Windows 10 S and Varonis: Immunizing For New Malware And Ransomware Attacks

One of the interesting things about Wannacry the malware that was at the heart of the recent massive Ransomware attack was that the attackers made under $100K in extortion but cost the industry around $5B in damage. Another interesting emerging fact is that Russia was likely the most damaged and that North Korea has been implicated in the attack (suggesting North Korea has some explaining to do to Russia). However it strikes me that there are two offerings in market that might prevent you from being the next victim which given we have a new NSA sourced attack, EternalRocks (I should comment I’m impressed with the branding of these things) which is flowing through the market as I write this.

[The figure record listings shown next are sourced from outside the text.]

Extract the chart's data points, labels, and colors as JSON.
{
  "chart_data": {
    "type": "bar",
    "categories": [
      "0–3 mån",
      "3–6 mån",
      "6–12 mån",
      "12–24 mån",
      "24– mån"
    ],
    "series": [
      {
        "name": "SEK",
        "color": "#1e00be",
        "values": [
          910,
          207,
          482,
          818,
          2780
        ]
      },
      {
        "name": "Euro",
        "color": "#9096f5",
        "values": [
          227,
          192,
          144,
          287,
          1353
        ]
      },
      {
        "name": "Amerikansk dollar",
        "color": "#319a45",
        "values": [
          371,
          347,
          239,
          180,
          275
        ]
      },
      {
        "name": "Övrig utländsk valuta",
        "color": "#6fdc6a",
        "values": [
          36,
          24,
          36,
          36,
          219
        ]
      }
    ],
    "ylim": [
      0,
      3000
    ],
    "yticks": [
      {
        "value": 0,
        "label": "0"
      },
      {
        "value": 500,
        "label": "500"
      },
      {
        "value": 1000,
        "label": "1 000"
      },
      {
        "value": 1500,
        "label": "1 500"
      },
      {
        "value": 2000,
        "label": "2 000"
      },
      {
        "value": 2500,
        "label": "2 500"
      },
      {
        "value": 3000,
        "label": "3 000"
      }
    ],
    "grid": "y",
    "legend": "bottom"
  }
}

What is kind of scary about EternalRocks is that if WannaCry was pretty basic, EternalRocks is massively more advanced. Or if WannaCry was the school bully, EternalRocks is like Seal Team 7. Folks aren’t even sure what it is trying to do but its potential is massively larger than WannaCry’s was.

This is a massive short term escalation and, I think, we need to make protecting against it a far greater priority.

Let’s talk about a couple products that could help.

Windows 10 S

Windows 10 S is a product that was actually initially targeted at education largely because kids actively screw up their machines. It is locked down by default and you can’t unlock it even with administrator access without changing the OS to the full version of Windows 10. This means that unless an attacker can penetrate the Windows Store a fishing attack on either other user or the administrator should fail with regard to infecting this product. In addition, updates are aggressively driven to this version of Windows by default so the exploit in Wannacry, which was tied to unpatched versions of Windows, would be ineffective against a fully patched and up to date version of Windows S.

Certainly, there are tradeoffs in that this won’t run legacy apps, allow side loading which bypasses the Windows Store, and is far more limited in both user options and administrative options. But what these folks can’t get to attackers will find nearly impossible to exploit making Windows S an emerging and potentially critical defense to the next malware attack.

Varonis DataPriviledge DatAlert

Varonis became somewhat famous a few years back when Snowden successfully penetrated the NSA’s security and stole a ton of records. This is because they had a tool in market that could have prevented this theft called DataPriviledge. This tool assures that only the people that are supposed to have access to things actually do. Had it been in place Snowden’s ability to take the massive number of records he stole would have been massively reduced to just what he legitimately had access to.

However, DataAlert is even more potentially powerful because it looks holistically at the network and alerts on unusual behavior. Like, say, for instance if someone who had never downloaded a lot of files before or encrypted anything suddenly started downloading everything but the kitchen sink or suddenly started to try to encrypt everything. Currently one of the most advanced tools in the market this one is backed up with a combination of deep learning analysis of metadata, machine learning, and advanced user behavior analysis. It also encompasses most of the high profile platform attack vectors like Windows, Unix, Linux, Network Attached storage, Active Directory, SharePoint, Exchange, and Office 365.

In effect, with both offerings, Varonis would be able to identify and mitigate an attack right at the start even if Windows S was somehow bypassed providing a strong second tier of defense.

Wrapping Up:

The way to attend against an ever more aggressive attack, particularly one that may be State sponsored, is with a current generation multiple level defense. Windows 10 S secures the end point by aggressively locking down the desktop and assuring rapid patching. Varonis’ product assure people don’t have access beyond their responsibility and specifically monitors for an attack alerting promptly and allowing the response team to rapidly mitigate and eventually eliminate the threat. Both of these two products from two very different companies could, together, make you a ton safer. And, right now, I expect there are a whole lot of us that want to be a ton safer.